La communication avec eux une fois assurée de la sorte, reste l’affaire du passeport. La Reine sait qu’elle a peu à attendre des chancelleries, surtout depuis que les princes ont quitté l’avant-garde de Terni et qu’ils n’ont plus dans les mains, pour se faire craindre, la petite force dont ils disposaient. Le froid Gortchakof est venu la voir l’autre jour et l’a beaucoup questionnée sur Armandi. Une heure après, elle recevait une lettre tout ouverte, qui avait mis une semaine à lui parvenir, et que Gortchakof avait dû lire comme les autres.

Armandi écrivait en réponse aux lettres apportées par le courrier du roi Louis ; il rendait compte de la prise d’Ancône, de l’enthousiasme qui régnait parmi ses troupes et s’excusait de n’avoir pas fait connaître plus tôt à la Reine le plan insurrectionnel ; mais les fureurs du duc de Modène avaient précipité tous les événemens. Il l’invitait à venir à Ancône respirer un air que les diplomates russes n’aiment guère : l’air de la liberté.

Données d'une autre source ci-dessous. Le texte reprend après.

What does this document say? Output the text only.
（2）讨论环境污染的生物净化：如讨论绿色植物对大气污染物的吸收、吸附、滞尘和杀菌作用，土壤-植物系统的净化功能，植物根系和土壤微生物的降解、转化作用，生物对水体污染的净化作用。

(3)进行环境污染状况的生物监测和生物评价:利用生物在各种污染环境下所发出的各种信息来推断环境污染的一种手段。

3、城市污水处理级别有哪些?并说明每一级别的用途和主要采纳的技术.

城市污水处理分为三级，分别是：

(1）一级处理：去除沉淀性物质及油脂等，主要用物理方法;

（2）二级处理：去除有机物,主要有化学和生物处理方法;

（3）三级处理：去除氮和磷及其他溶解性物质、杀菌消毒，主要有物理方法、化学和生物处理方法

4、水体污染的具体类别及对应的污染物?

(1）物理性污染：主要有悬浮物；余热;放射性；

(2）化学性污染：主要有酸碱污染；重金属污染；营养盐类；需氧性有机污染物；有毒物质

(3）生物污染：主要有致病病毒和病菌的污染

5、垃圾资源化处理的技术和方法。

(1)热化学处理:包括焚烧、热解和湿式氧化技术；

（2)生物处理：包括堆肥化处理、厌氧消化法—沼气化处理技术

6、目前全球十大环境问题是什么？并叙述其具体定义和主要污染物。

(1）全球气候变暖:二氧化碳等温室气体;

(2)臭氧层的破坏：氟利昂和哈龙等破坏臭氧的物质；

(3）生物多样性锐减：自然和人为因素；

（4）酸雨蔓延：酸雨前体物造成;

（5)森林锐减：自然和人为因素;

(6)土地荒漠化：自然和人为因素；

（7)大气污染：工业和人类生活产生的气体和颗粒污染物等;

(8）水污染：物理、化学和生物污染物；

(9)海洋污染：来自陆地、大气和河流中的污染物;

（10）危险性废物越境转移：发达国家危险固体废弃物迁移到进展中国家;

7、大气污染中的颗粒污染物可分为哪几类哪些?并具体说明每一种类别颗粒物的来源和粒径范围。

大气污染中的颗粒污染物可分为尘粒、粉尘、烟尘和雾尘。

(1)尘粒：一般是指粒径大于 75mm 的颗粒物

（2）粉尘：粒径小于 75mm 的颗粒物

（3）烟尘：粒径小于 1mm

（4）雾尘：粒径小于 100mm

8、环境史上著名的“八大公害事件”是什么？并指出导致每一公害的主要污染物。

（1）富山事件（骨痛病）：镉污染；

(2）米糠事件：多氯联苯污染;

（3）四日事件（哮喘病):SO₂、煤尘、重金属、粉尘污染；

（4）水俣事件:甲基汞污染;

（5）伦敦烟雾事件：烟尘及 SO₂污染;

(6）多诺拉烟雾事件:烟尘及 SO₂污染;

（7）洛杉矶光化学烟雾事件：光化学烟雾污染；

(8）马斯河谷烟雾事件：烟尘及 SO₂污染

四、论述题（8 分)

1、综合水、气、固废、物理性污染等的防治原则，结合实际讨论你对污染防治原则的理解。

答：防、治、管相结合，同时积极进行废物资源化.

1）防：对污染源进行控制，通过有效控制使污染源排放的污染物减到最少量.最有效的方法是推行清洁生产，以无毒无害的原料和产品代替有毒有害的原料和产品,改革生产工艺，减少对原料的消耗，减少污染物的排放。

Depuis sa visita, Gortchakof n’avait plus reparu, et, bien que la Reine ne le crût pas hostile, elle était décidée à ne lui rien demander. Le ministre de Suède, vieux brave homme à points sur les i, pouvait nous être favorable, sa souveraine étant la sœur de la reine Julie ; mais la Reine, en le sondant, avait rencontré une résistance et n’avait pas insisté. Depuis, une indiscrétion du roi Louis avait éventé cette affaire, et il valait mieux en somme qu’elle n’eût pas réussi. N’avait-il pas répandu dans la ville el ne nous avait-on pas partout répété qu’il dormait maintenant tranquille, parce que ses fils allaient avoir des passeports suédois ?

Retombé dans l’inquiétude et dans l’insomnie, il avait sollicité depuis auprès du ministre de Piémont des passeports qui permissent à ses enfans de gagner la Suisse et s’était heurté à un nouveau refus. M. Sarow, ministre autrichien, avait dit à ce propos que les Princes ne seraient plus désormais « en sûreté en Suisse, » ce qui pouvait se comprendre, soit comme un avertissement charitable de sa part, soit comme l’indice de dispositions hostiles de la part de sa cour. Enfin le chargé d’affaires de France était ici comme partout le plus indifférent de tous et le plus étranger.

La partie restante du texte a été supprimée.